GUATEMALA, supported by BRAZIL, the US, KENYA and SWITZERLAND, suggested deleting reference to specific institutional arrangements in text suggesting options for institutional arrangements that may be necessary for implementation of the work programme, while FIJI preferred to maintain the reference to working groups.

JAPAN suggested the draft work programme be circulated to the members with cost estimates, with some delegates suggesting that these cost estimates be indicative. Ireland, for the EU’s IPBES members, identified a role for the Bureau in this regard, with BRAZIL and SOUTH AFRICA questioning this role. The US, opposed by GHANA and Ireland for the EU’s IPBES members, preferred that the Bureau play no role in considering the comments resulting from the consultation process.
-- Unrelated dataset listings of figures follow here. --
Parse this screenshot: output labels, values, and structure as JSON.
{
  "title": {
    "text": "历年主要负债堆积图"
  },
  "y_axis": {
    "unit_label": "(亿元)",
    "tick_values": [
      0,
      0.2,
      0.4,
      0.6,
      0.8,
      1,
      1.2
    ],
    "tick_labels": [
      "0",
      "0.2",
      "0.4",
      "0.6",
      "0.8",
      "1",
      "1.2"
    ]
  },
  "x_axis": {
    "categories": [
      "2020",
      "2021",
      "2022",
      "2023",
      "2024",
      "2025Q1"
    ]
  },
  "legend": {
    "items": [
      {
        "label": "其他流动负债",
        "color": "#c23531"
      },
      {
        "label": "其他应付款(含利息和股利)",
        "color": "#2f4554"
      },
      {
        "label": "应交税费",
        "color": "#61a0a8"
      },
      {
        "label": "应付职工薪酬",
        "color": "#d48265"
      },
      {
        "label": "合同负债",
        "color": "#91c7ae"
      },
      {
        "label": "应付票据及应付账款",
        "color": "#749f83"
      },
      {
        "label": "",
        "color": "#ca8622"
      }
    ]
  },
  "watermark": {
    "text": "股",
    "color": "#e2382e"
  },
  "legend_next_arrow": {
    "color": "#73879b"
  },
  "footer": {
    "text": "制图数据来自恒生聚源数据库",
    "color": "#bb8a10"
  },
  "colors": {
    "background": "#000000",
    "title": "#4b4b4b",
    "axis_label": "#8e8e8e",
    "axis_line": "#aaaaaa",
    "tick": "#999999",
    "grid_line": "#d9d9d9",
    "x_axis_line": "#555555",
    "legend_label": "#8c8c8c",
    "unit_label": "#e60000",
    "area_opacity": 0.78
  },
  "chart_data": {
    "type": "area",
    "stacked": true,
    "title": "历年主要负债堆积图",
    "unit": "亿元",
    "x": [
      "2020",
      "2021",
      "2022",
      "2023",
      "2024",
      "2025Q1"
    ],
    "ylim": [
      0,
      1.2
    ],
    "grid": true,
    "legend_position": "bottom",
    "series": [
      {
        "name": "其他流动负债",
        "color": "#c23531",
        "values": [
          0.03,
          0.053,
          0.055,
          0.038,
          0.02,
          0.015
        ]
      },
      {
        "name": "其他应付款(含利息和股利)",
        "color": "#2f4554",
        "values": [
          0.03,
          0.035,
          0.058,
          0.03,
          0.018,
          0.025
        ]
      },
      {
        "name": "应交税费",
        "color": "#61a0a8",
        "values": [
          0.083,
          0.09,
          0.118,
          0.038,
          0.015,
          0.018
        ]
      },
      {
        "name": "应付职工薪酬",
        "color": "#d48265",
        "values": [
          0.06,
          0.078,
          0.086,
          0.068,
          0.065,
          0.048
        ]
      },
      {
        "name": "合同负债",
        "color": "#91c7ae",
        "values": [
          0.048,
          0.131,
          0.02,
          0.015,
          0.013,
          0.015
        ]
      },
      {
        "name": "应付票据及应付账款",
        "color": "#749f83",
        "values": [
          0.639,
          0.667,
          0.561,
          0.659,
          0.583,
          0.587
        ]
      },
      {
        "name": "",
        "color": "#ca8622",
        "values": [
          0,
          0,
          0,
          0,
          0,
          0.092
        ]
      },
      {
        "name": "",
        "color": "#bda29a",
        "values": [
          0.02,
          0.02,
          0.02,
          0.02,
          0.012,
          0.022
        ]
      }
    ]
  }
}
On receiving and prioritizing requests put to the Platform, NORWAY suggested including reference to joint submissions by multiple governments.

BOLIVIA stressed the need to bring together the debates on the conceptual framework and knowledge systems. With regard to the proposed drafting workshops, Co-Chair Baste suggested organizing the proposed workshop on knowledge systems before the one on the conceptual framework. COLOMBIA highlighted the role of the conceptual framework in integrating the four IPBES functions, and GUATEMALA supported the recognition of diversity of knowledge.

In the evening, BRAZIL and the US emphasized that the conceptual framework should reflect the four functions of IPBES, and opposed singling out knowledge systems in this context. No agreement was reached on this issue. Co-Chairs Zakri and Baste suggested revisiting these issues on Thursday.

On the scoping process and procedures relating to reports and deliverables, the debate centered around the respective roles of the Bureau and the MEP. Discussions continued into the evening.


As IPBES-1 approached its midway point, many delegates were frustrated with the pace of work. The contact group on the initial work programme appeared to be struggling with its focus, as all discussions seemed to return to – and get stuck on – the question of how the Bureau and the MEP would relate to each other. This stalled progress on the basic question of how the work programme would be established. With only one out of 23 paragraphs addressed in an entire morning session, one delegate despaired that participants would “surely be convicted to late-night sessions later in the week.” Similar sentiments were heard surrounding the progress of the contact group on rules and procedures – although the negotiations in both groups seemed to pick up later in the day.

At the same time, many were pleased that the meeting had acknowledged the need to ensure the multidisciplinary character of the MEP. They hoped that the regions’ struggle with reducing the number of their MEP nominees would prove to be worthwhile, allowing only the very best scientists to be elected into this important IPBES body. In this context, however, one delegate pointed out that the best scientists are not necessarily the best suited for cooperation in international processes.